The decision to perform a frenulotomy depends on the severity of the tongue-tie and the resulting feeding problems. Not all tongue-ties require intervention. If a baby is feeding effectively and gaining weight appropriately, the frenulum may naturally loosen over time. However, a Midwife/Tongue-Tie Specialist can assess the severity of the ankyloglossia using standardised scoring systems and consider factors like the baby's latch, sucking technique, weight gain, and maternal nipple pain. This comprehensive evaluation helps determine if frenulotomy can improve the breastfeeding experience for both mother and child.

Infant tongue-tie
Lingual Frenulum Tongue-Tie

Beyond Infants: Potential Applications in Adults

While frenulotomy is a well-established procedure for tongue-tie in infants, research on its effectiveness in adults is ongoing. Tongue-tie in adults can manifest in different ways compared to newborns. Some adults with ankyloglossia may experience speech difficulties, such as problems with articulation or pronunciation, particularly with sounds requiring significant tongue movement. Others might have restricted tongue mobility that affects oral hygiene or causes discomfort.

However, the benefits of frenulotomy for these concerns require further investigation. Studies on the effectiveness of frenulotomy in improving speech or oral function in adults are limited, and more research is needed to establish clear guidelines for its use in this population.

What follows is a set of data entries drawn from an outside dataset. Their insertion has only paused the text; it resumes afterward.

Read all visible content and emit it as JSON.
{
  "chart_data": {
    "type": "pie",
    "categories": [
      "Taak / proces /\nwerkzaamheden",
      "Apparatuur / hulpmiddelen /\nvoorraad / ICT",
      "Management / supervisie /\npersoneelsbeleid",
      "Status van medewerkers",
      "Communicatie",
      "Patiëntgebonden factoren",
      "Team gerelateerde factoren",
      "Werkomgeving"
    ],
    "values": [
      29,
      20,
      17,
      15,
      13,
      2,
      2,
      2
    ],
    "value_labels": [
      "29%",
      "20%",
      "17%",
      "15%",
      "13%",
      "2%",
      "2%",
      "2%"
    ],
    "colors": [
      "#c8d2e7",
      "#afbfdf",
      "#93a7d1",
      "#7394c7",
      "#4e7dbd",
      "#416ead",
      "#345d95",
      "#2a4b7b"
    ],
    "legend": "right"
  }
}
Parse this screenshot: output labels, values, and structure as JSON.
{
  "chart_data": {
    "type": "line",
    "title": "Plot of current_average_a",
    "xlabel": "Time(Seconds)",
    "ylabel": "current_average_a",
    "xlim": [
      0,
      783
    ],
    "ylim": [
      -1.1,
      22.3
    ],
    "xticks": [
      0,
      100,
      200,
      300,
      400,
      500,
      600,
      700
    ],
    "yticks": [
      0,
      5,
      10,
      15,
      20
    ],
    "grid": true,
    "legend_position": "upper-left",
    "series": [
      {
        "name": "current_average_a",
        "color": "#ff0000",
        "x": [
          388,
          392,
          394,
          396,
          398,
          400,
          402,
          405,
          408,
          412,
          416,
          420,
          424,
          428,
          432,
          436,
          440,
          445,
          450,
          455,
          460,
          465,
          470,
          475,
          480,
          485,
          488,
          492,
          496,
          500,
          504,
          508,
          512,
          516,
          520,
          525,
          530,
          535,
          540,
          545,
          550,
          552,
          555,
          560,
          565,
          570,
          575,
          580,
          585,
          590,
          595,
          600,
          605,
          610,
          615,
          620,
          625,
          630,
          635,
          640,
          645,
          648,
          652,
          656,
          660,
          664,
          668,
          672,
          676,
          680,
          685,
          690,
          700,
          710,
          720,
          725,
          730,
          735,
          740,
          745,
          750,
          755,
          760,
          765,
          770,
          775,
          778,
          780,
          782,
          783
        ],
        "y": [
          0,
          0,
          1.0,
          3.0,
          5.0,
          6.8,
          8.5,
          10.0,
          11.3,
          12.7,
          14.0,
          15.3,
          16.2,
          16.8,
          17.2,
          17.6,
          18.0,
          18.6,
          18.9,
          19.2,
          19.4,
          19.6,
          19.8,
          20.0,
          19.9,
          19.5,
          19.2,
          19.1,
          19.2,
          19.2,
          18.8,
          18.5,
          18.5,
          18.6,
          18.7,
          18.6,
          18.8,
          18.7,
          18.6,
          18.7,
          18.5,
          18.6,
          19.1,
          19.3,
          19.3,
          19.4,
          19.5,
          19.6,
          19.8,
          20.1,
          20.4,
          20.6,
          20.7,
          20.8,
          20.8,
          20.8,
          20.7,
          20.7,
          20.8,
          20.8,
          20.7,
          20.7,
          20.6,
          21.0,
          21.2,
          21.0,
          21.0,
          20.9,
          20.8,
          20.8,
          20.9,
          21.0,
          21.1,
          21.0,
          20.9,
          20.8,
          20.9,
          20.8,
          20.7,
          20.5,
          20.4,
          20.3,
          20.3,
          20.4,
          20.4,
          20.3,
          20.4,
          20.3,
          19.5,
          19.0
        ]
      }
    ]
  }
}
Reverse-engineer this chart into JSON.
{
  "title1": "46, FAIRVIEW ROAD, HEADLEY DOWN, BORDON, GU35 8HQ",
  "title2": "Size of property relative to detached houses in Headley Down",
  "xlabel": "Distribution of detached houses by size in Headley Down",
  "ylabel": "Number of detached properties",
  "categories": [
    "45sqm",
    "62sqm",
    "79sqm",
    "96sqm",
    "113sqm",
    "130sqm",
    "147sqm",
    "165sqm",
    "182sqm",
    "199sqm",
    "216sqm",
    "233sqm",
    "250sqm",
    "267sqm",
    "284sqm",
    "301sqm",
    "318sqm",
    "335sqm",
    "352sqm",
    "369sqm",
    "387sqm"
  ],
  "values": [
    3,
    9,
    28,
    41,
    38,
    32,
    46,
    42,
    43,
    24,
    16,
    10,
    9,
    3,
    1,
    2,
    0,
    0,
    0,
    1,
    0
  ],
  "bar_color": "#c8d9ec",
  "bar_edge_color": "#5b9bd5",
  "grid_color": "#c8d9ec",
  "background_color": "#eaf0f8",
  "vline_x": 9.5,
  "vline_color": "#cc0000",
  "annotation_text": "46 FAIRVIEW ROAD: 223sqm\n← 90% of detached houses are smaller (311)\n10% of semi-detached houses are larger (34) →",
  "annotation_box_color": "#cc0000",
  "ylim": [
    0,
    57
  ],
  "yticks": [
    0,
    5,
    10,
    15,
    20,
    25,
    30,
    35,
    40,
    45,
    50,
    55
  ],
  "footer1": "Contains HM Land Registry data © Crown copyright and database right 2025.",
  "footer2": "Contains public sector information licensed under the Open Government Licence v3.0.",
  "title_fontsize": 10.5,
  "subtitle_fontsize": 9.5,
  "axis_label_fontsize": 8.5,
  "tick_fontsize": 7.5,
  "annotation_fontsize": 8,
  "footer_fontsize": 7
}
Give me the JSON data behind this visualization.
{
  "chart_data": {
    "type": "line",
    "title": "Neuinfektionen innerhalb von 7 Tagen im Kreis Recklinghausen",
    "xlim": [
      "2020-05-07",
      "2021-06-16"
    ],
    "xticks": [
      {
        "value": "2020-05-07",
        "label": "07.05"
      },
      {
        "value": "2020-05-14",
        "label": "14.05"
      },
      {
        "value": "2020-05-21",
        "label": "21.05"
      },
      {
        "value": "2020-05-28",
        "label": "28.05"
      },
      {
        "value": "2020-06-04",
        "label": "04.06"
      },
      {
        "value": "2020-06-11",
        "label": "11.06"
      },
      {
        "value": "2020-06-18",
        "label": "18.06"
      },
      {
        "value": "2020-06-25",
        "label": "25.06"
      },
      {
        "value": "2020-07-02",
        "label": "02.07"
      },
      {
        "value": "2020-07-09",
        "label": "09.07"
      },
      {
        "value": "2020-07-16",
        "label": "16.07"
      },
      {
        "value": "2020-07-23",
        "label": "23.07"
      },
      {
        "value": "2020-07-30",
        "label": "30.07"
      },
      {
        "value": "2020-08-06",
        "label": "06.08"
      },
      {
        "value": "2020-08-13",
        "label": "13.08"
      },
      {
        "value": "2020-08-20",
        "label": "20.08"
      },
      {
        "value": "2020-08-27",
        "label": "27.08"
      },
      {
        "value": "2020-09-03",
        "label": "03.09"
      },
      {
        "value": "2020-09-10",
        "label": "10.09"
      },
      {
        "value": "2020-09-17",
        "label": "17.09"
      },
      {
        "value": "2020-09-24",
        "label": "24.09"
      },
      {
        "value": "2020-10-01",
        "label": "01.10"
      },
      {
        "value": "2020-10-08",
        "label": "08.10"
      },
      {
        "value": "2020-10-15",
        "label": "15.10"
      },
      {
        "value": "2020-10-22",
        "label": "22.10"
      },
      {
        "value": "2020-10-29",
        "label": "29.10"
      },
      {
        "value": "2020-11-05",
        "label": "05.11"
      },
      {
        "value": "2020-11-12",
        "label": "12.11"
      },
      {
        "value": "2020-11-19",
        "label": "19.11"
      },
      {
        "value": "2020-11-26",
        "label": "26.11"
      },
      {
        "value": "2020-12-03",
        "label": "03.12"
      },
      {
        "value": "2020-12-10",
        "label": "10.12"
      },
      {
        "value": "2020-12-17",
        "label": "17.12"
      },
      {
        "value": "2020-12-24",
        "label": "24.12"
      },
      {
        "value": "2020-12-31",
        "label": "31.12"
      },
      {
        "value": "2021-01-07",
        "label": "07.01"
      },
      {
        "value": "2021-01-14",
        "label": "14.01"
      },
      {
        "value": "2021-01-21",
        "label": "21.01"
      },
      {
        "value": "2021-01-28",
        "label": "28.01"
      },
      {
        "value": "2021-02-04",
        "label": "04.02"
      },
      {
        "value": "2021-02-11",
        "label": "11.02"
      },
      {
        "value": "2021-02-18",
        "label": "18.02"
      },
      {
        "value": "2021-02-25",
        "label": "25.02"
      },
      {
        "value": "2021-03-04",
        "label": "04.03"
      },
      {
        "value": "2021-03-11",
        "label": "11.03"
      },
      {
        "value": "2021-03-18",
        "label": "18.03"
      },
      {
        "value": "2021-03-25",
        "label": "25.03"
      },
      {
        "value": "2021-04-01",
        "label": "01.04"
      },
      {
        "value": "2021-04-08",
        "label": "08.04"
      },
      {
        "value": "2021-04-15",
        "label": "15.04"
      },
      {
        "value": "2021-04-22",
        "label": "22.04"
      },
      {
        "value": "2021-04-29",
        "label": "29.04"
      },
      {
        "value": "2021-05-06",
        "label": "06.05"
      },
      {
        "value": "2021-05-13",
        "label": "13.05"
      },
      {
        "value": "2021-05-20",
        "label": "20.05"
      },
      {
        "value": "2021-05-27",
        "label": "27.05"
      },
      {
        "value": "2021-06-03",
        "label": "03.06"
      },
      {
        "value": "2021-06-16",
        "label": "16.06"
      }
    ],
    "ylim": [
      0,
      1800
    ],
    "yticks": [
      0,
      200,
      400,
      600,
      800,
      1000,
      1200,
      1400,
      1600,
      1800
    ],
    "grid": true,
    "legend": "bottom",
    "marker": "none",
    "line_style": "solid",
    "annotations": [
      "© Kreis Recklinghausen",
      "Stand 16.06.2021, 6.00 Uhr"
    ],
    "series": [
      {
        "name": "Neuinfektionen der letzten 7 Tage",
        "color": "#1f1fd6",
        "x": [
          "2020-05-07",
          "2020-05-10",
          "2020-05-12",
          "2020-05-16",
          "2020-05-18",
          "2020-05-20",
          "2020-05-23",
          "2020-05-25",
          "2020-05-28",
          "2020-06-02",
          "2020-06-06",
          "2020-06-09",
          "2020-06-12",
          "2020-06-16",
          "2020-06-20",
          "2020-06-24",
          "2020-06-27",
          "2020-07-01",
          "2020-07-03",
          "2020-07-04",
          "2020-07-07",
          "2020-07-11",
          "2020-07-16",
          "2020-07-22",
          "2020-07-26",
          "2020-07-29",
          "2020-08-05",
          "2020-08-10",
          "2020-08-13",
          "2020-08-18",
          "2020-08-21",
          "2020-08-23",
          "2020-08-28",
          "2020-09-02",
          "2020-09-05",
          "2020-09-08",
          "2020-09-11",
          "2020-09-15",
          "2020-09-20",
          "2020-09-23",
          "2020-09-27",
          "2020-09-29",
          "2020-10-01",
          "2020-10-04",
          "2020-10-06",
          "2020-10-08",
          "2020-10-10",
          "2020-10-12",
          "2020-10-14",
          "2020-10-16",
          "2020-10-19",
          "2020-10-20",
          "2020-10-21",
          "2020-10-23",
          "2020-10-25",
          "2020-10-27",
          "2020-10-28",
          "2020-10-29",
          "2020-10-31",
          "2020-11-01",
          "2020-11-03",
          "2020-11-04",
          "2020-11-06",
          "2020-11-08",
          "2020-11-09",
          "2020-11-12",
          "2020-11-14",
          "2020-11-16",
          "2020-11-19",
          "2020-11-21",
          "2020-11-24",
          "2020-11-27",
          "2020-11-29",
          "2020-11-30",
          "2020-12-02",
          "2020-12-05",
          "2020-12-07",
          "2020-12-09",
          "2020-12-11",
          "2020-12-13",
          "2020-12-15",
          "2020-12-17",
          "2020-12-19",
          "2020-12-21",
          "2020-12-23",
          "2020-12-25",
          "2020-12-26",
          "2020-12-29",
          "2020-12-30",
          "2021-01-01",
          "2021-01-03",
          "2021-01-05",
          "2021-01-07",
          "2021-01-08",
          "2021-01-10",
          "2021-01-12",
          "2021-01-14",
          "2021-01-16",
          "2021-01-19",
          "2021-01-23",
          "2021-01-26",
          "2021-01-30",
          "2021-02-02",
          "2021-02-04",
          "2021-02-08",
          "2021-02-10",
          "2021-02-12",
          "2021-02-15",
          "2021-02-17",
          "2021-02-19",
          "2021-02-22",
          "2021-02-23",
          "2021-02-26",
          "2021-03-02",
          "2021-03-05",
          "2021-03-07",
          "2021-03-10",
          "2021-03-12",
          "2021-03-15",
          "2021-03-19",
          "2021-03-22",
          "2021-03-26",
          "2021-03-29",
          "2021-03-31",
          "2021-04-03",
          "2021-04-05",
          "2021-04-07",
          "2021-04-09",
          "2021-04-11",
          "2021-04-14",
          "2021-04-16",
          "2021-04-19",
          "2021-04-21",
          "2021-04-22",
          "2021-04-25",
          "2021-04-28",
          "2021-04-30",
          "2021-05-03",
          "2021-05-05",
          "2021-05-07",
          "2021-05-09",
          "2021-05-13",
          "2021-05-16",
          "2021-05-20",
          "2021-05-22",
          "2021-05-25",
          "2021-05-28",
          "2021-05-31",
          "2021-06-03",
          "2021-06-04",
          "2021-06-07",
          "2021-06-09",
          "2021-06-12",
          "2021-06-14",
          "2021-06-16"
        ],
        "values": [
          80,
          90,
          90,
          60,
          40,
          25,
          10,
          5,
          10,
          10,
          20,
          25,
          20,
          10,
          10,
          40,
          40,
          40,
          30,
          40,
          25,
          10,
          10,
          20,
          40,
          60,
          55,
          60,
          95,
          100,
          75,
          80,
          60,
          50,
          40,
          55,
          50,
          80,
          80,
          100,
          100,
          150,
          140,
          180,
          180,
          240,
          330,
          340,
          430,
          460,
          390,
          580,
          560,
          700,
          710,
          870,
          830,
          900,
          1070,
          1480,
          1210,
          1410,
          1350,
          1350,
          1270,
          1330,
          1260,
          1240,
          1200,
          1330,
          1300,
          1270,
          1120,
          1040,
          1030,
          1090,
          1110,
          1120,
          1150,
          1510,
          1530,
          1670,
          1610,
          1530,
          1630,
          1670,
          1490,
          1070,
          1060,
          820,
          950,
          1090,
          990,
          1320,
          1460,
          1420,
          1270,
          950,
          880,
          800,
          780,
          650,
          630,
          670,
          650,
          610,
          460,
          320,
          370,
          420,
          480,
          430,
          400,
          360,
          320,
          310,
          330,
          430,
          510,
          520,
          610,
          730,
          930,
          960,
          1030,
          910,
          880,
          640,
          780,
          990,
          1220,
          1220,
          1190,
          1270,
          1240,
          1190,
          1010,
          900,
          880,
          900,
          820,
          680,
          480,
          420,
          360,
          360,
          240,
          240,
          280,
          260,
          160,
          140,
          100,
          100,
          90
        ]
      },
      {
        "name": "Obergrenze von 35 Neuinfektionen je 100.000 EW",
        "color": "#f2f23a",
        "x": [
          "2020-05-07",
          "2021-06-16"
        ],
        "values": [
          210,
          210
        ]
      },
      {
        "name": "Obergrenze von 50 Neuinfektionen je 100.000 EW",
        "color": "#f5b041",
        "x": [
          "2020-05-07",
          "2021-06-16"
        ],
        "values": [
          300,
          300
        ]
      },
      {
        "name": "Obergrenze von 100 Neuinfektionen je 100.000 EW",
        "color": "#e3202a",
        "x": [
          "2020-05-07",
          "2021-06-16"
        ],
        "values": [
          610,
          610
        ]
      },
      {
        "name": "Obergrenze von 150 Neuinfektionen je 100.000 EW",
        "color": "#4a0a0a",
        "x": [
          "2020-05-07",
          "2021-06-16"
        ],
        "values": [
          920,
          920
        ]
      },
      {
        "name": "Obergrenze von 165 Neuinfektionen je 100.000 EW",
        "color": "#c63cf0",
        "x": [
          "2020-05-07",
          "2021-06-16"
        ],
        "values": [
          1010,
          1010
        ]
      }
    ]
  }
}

In conclusion, frenulotomy is a safe and effective procedure for addressing tongue-tie in infants experiencing feeding difficulties. By releasing the restricted frenulum, it can improve latching, sucking, and overall feeding success. However, it's important to consult with a Midwife/Tongue-Tie Specialist to determine if frenulotomy is the right course of action for your child. They can assess the severity of the tongue-tie and its impact on feeding, and discuss the potential benefits and risks of the procedure. For adults experiencing difficulties potentially related to tongue-tie, consulting with a speech-language pathologist or other healthcare professional can help explore alternative treatment options while research on the use of frenulotomy in this population continues to evolve.